Les premières personnes arrivent au compte-gouttes. Karl accueille les gens d’un digne «Welcome Sir, please enjoy» sans emphase, en leur tendant une barquette que je charge d’un ragoût de légumineuses et de légumes chauds. Ce sont des mains transies qui s’en saisissent pour aller l’avaler sur les petits murets en béton qui entourent ce lieu désolé. Je me demande s’ils réussissent à finir leurs barquettes sans que leur contenu n’atteigne la température ambiante, qui ne doit pas dépasser trois degrés. Certains sont seuls, s’isolent des autres venus en groupes. On retrouve visiblement sur le chemin de l’exil des gens partis des mêmes contrées dévastées qu’on a soi-même quittées le cœur serré.
Au gré des bus, heureusement gratuits, des foules pétrifiées de froid traversent cet espace gelé jusqu’à nos cantines fumantes. Beaucoup de merci, de thank you et autres shukran qui me gênent, tant en cet instant je me sais privilégié par la seule géographie de ma naissance. Presque tous demandent du riz. «Sorry, no rice today». Je me rends compte que j’en viens à avoir honte de choses que je ne maîtrise pas. Une impuissance insupportable face à cette misère unanime.
Viennent quelques femmes avec leurs enfants qui passent devant la file. Comme dans un navire qui coulerait – celui de notre civilisation dont se gargarisent les chauvins –, les femmes et les enfants d’abord! C’est la consigne, et il ne vient à aucun de nos esprits de la remettre en cause face aux grands yeux de ces petits êtres humains, dont certains n’ont pas l’âge d’aller à l’école. Ils sont là, devant nous, grelottant comme leurs mamans, miroirs aveuglants de ce fléau qui partit il y a trois siècles des rives si proches, au-delà du Channel, à l’assaut du monde pour dévorer la vie, en faire une marchandise: le capitalisme. Et c’est là qu’ils veulent tous se rendre – ils viennent presque tous d’anciennes colonies britanniques –, dans le ventre de la bête! Hommes, femmes et enfants.
Ils sont indésirables dans ce monde de concurrence et individualiste. Ils sont ceux qui ont été chassés de chez eux au gré des guerres impérialistes d’un Occident emmené par les Etats-Unis; leurs larbins que sont les Européens en général, le Royaume-Uni en particulier, leur emboîtant un pas zélé; et j’inclus évidemment la Suisse dans cette danse macabre.

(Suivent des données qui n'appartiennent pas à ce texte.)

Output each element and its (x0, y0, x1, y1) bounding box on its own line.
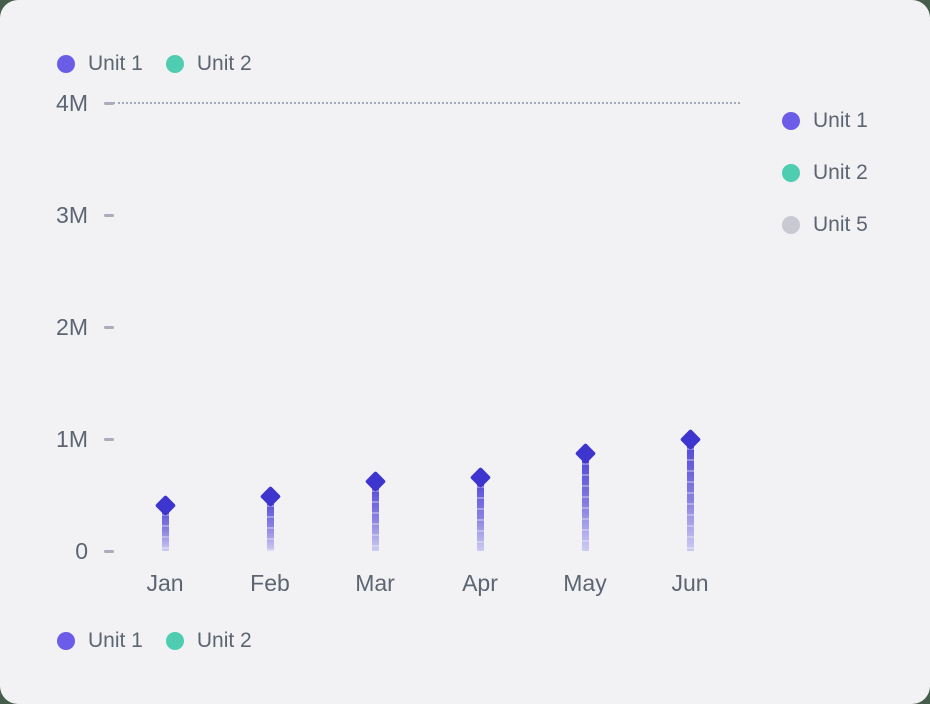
x-axis-label-jun: Jun (671, 570, 709, 596)
data-point-jun[interactable] (679, 428, 701, 450)
x-axis-label-jan: Jan (146, 570, 184, 596)
data-point-mar[interactable] (364, 470, 386, 492)
data-point-apr[interactable] (469, 466, 491, 488)
unit1-swatch-icon (57, 55, 75, 73)
legend-top: Unit 1 Unit 2 (57, 52, 252, 76)
unit2-swatch-icon (782, 164, 800, 182)
legend-item-unit1[interactable]: Unit 1 (782, 109, 868, 133)
lollipop-stem-jan (161, 505, 169, 551)
y-axis-tick-4m (104, 102, 114, 105)
y-axis-label-1m: 1M (56, 426, 88, 452)
x-axis-label-may: May (563, 570, 607, 596)
x-axis-label-apr: Apr (462, 570, 498, 596)
y-axis-tick-2m (104, 326, 114, 329)
legend-label: Unit 2 (813, 161, 868, 184)
unit2-swatch-icon (165, 632, 184, 650)
legend-label: Unit 1 (88, 629, 143, 652)
x-axis-label-mar: Mar (355, 570, 395, 596)
y-axis-label-4m: 4M (56, 90, 88, 116)
lollipop-stem-mar (371, 481, 379, 551)
unit1-swatch-icon (57, 632, 75, 650)
legend-label: Unit 2 (196, 52, 252, 75)
data-point-feb[interactable] (259, 485, 281, 507)
y-axis-label-0: 0 (75, 538, 88, 564)
data-point-may[interactable] (574, 442, 596, 465)
legend-label: Unit 2 (196, 629, 252, 652)
legend-item-unit1[interactable]: Unit 1 (57, 629, 143, 653)
y-axis-tick-0 (104, 550, 114, 553)
legend-label: Unit 5 (813, 213, 868, 236)
legend-label: Unit 1 (813, 109, 868, 132)
gridline-4m (113, 102, 740, 104)
legend-label: Unit 1 (88, 52, 143, 75)
legend-right: Unit 1 Unit 2 Unit 5 (782, 109, 868, 237)
unit1-swatch-icon (782, 112, 800, 130)
legend-item-unit1[interactable]: Unit 1 (57, 52, 143, 76)
lollipop-stem-feb (266, 496, 274, 551)
y-axis-label-3m: 3M (56, 202, 88, 228)
y-axis-tick-3m (104, 214, 114, 217)
legend-item-unit2[interactable]: Unit 2 (165, 629, 252, 653)
legend-item-unit2[interactable]: Unit 2 (782, 161, 868, 185)
lollipop-stem-apr (476, 477, 484, 551)
unit2-swatch-icon (165, 55, 184, 73)
legend-bottom: Unit 1 Unit 2 (57, 629, 252, 653)
legend-item-unit5[interactable]: Unit 5 (782, 213, 868, 237)
y-axis-tick-1m (104, 438, 114, 441)
x-axis-label-feb: Feb (250, 570, 290, 596)
unit5-swatch-icon (782, 216, 800, 234)
lollipop-stem-may (581, 453, 589, 551)
lollipop-stem-jun (686, 439, 694, 551)
y-axis-label-2m: 2M (56, 314, 88, 340)
legend-item-unit2[interactable]: Unit 2 (165, 52, 252, 76)
data-point-jan[interactable] (154, 494, 176, 516)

Tous ces pays dont les politiciens racistes et incultes n’ont de cesse de célébrer la civilisation occidentale et ses valeurs, ses racines chrétiennes, en n’en ayant de toute évidence pas lu le Bouquin jusqu’au bout, et qui ne nourrissent aucune honte à condamner à la misère les gens de peu, d’ici ou d’ailleurs. Car oui, dans les rues de Calais, les migrants ne sont pas les seuls à ne pas avoir de toit. Les mêmes qui fustigent la misère nomade n’hésitent pas à jeter à la rue leur misère sédentaire et «de souche», comme disent les crétins, en opposant les deux, qui pourtant se confondent dans le malheur, afin de servir leur abominable ambition politique. Si leur civilisation et leurs valeurs sont celles-là, qu’elles crèvent de concert!
Aujourd’hui les cantoches ont rempli des ventres affamés auxquels nous n’avons pas demandé leurs papiers. Elles sont vides. Heureusement parce que cela a été utile, malheureusement parce que cela a été utile.